Al Franken, the embattled Democratic politician from Minnesota, will resign from his post in the U.S. Senate “in the coming weeks.” Franken’s decision to step down comes not long after many of his party colleagues, led by Sen. Kirsten Gillibrand (D-New York), asked him to do so following the seventh accusation of sexual assault. His departure also comes mere days after Rep. John Conyers (D-Michigan) finally decided to retire after facing several accusations of sexual misconduct with female staffers, and subsequent calls for him to step down. Both men initially balked at the idea of resigning.
During Thursday’s address, Franken said “in the coming weeks, I will be resigning as a member of the United States Senate.” He also threw in a few relevant references to President Trump and Senate hopeful Roy Moore:
“I of all people am aware that there is some irony in the fact that I am leaving while a man who has bragged on tape about his history of sexual assault sits in the Oval Office, and a man who has repeatedly preyed on young girls campaigns for the Senate with the full support of his party. But this decision is not about me. It’s about the people of Minnesota, and it has become clear that I can’t both pursue the Ethics Committee process and at the same time remain an effective senator for them.”
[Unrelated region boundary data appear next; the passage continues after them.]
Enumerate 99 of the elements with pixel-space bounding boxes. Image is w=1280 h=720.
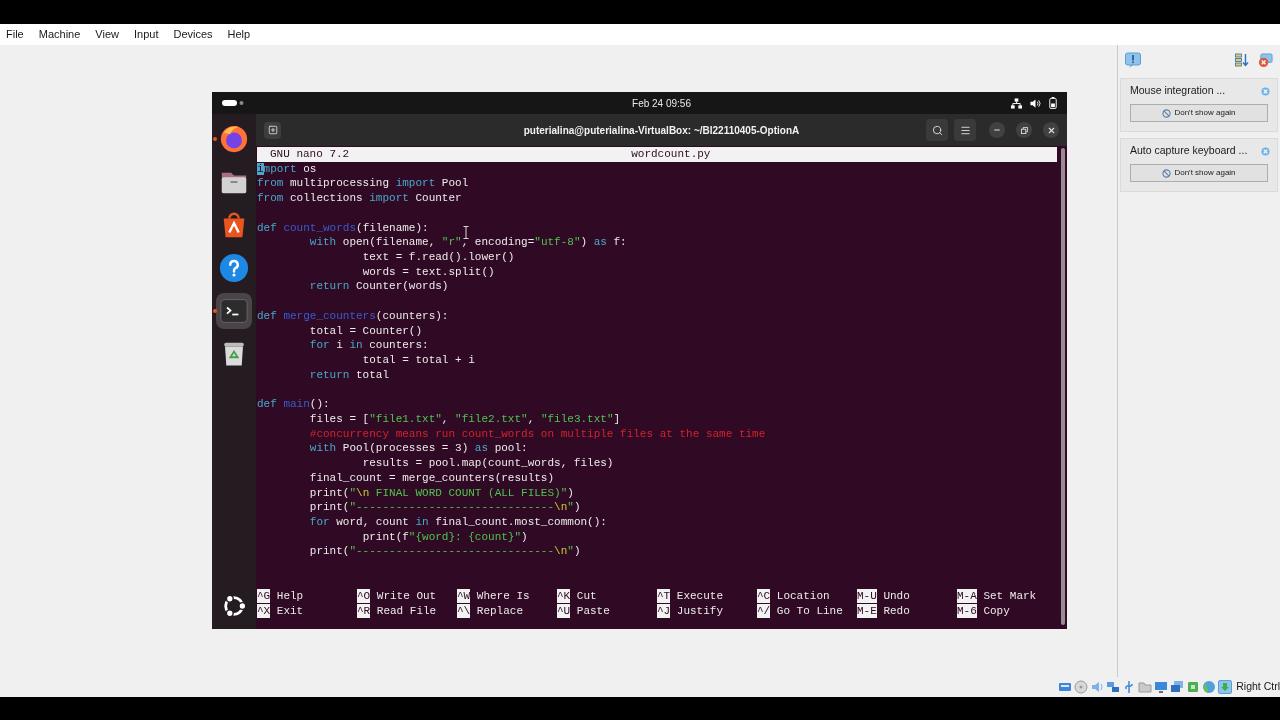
shortcut-label: Help	[276, 588, 304, 604]
shortcut-label: Write Out	[376, 588, 437, 604]
minimize-icon	[993, 126, 1001, 134]
shortcut-key: ^/	[757, 604, 771, 619]
shortcut-label: Execute	[676, 588, 723, 604]
code-line: from multiprocessing import Pool	[257, 176, 469, 192]
shortcut-key: ^R	[357, 604, 371, 619]
monitor-icon[interactable]	[1154, 680, 1169, 694]
code-line: print(f"{word}: {count}")	[362, 529, 528, 545]
scrollbar[interactable]	[1060, 148, 1065, 625]
menu-item[interactable]: Devices	[173, 26, 213, 43]
shortcut-key: ^T	[657, 589, 671, 604]
minimize-button[interactable]	[989, 122, 1005, 138]
shortcut-label: Undo	[883, 588, 910, 604]
code-line: results = pool.map(count_words, files)	[362, 456, 614, 471]
shortcut-label: Copy	[983, 603, 1010, 619]
dont-show-again-button[interactable]: Don't show again	[1130, 104, 1268, 122]
plus-square-icon	[267, 125, 278, 135]
battery-icon[interactable]	[1049, 97, 1057, 109]
clock[interactable]: Feb 24 09:56	[632, 95, 691, 111]
shortcut-key: ^\	[457, 604, 471, 619]
prohibited-icon	[1162, 108, 1172, 118]
close-all-icon[interactable]	[1258, 52, 1273, 68]
code-line: def count_words(filename):	[257, 220, 429, 236]
shortcut-key: ^W	[457, 589, 471, 604]
window-title: puterialina@puterialina-VirtualBox: ~/BI22110405-OptionA	[523, 123, 800, 138]
close-icon	[1046, 125, 1056, 135]
code-line: words = text.split()	[362, 264, 495, 280]
file-name: wordcount.py	[631, 147, 711, 162]
code-line: files = ["file1.txt", "file2.txt", "file3.txt"]	[309, 411, 621, 427]
code-line: from collections import Counter	[257, 191, 462, 206]
shortcut-label: Justify	[676, 603, 723, 619]
code-line: total = Counter()	[309, 323, 423, 339]
code-line: import os	[257, 161, 317, 177]
shortcut-label: Set Mark	[983, 588, 1037, 604]
shortcut-key: ^O	[357, 589, 371, 604]
shortcut-label: Exit	[276, 603, 304, 619]
prohibited-icon	[1162, 168, 1172, 178]
code-line: #concurrency means run count_words on multiple files at the same time	[309, 426, 766, 442]
menu-item[interactable]: Machine	[38, 26, 81, 43]
search-button[interactable]	[926, 119, 948, 141]
shortcut-label: Read File	[376, 603, 437, 619]
code-line: def merge_counters(counters):	[257, 308, 449, 324]
network-icon[interactable]	[1011, 97, 1022, 109]
shortcut-key: M-U	[857, 589, 877, 604]
code-line: with open(filename, "r", encoding="utf-8") as f:	[309, 235, 627, 251]
i-beam-cursor-icon	[463, 226, 469, 239]
code-line: final_count = merge_counters(results)	[309, 470, 555, 486]
notification-title: Mouse integration ...	[1130, 83, 1226, 99]
notification-icon[interactable]	[1125, 52, 1141, 68]
workspace-indicator-icon[interactable]	[222, 100, 244, 106]
code-line: with Pool(processes = 3) as pool:	[309, 441, 528, 457]
shortcut-label: Where Is	[476, 588, 530, 604]
sort-icon[interactable]	[1235, 53, 1249, 67]
code-line: print("------------------------------\n")	[309, 544, 581, 560]
help-icon	[219, 252, 249, 283]
shortcut-key: ^X	[257, 604, 271, 619]
shortcut-label: Paste	[576, 603, 610, 619]
code-line: print("------------------------------\n")	[309, 500, 581, 515]
code-line: return Counter(words)	[309, 279, 449, 295]
shortcut-key: M-A	[957, 589, 977, 604]
shortcut-key: ^C	[757, 589, 771, 604]
shortcut-key: ^G	[257, 589, 271, 604]
shortcut-label: Cut	[576, 588, 597, 604]
shortcut-key: ^J	[657, 604, 671, 619]
menu-item[interactable]: File	[6, 26, 24, 43]
shortcut-label: Location	[776, 588, 830, 604]
stacked-windows-icon[interactable]	[1170, 680, 1185, 694]
globe-icon	[219, 123, 249, 154]
dont-show-again-button[interactable]: Don't show again	[1130, 164, 1268, 182]
shortcut-label: Replace	[476, 603, 523, 619]
editor-version: GNU nano 7.2	[270, 147, 350, 162]
close-button[interactable]	[1043, 122, 1059, 138]
menu-icon	[959, 124, 971, 136]
shortcut-label: Redo	[883, 603, 910, 619]
shortcut-key: M-E	[857, 604, 877, 619]
shortcut-key: ^U	[557, 604, 571, 619]
host-key-label: Right Ctrl	[1236, 679, 1280, 695]
code-line: return total	[309, 367, 390, 383]
code-line: for i in counters:	[309, 338, 429, 354]
terminal-icon	[220, 296, 248, 325]
code-line: for word, count in final_count.most_common():	[309, 514, 607, 530]
volume-icon[interactable]	[1030, 97, 1041, 109]
restore-button[interactable]	[1016, 122, 1032, 138]
notification-title: Auto capture keyboard ...	[1130, 143, 1248, 159]
menu-item[interactable]: View	[95, 26, 119, 43]
menu-item[interactable]: Input	[133, 26, 159, 43]
code-line: text = f.read().lower()	[362, 250, 515, 265]
code-line: print("\n FINAL WORD COUNT (ALL FILES)")	[309, 485, 574, 501]
shortcut-key: ^K	[557, 589, 571, 604]
code-line: total = total + i	[362, 353, 475, 368]
restore-icon	[1020, 126, 1028, 134]
new-tab-button[interactable]	[264, 121, 281, 139]
search-icon	[931, 124, 943, 136]
code-line: def main():	[257, 397, 330, 412]
menu-item[interactable]: Help	[227, 26, 251, 43]
shortcut-key: M-6	[957, 604, 977, 619]
shortcut-label: Go To Line	[776, 603, 843, 619]
menu-button[interactable]	[954, 119, 976, 141]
Minnesota Public Radio initially reported Franken was expected to resign late Wednesday, but the senator’s official Twitter account denied the report. “Not accurate,” read a tweet. “No final decision has been made and the Senator is still talking with his family. Please update your story.” Moments before his official address on the Senate floor, however, CNN reported Franken would definitely be resigning, according to several sources. Soon after, Franken confirmed these reports during his Senate address.
Since mid-November, when the first allegation of inappropriate behavior was levied against him by KABC TV and radio host Leeann Tweeden, Franken has issued several apologies for his reported past misconduct. Whenever calls for him to resign were made, however, the senator said he would await the outcome of the Ethics Committee’s investigation. “I’ve been trying to take responsibility by apologizing,” he told congressional reporters during a rare press conference in late November. “We are going to cooperate completely with the ethics investigation.”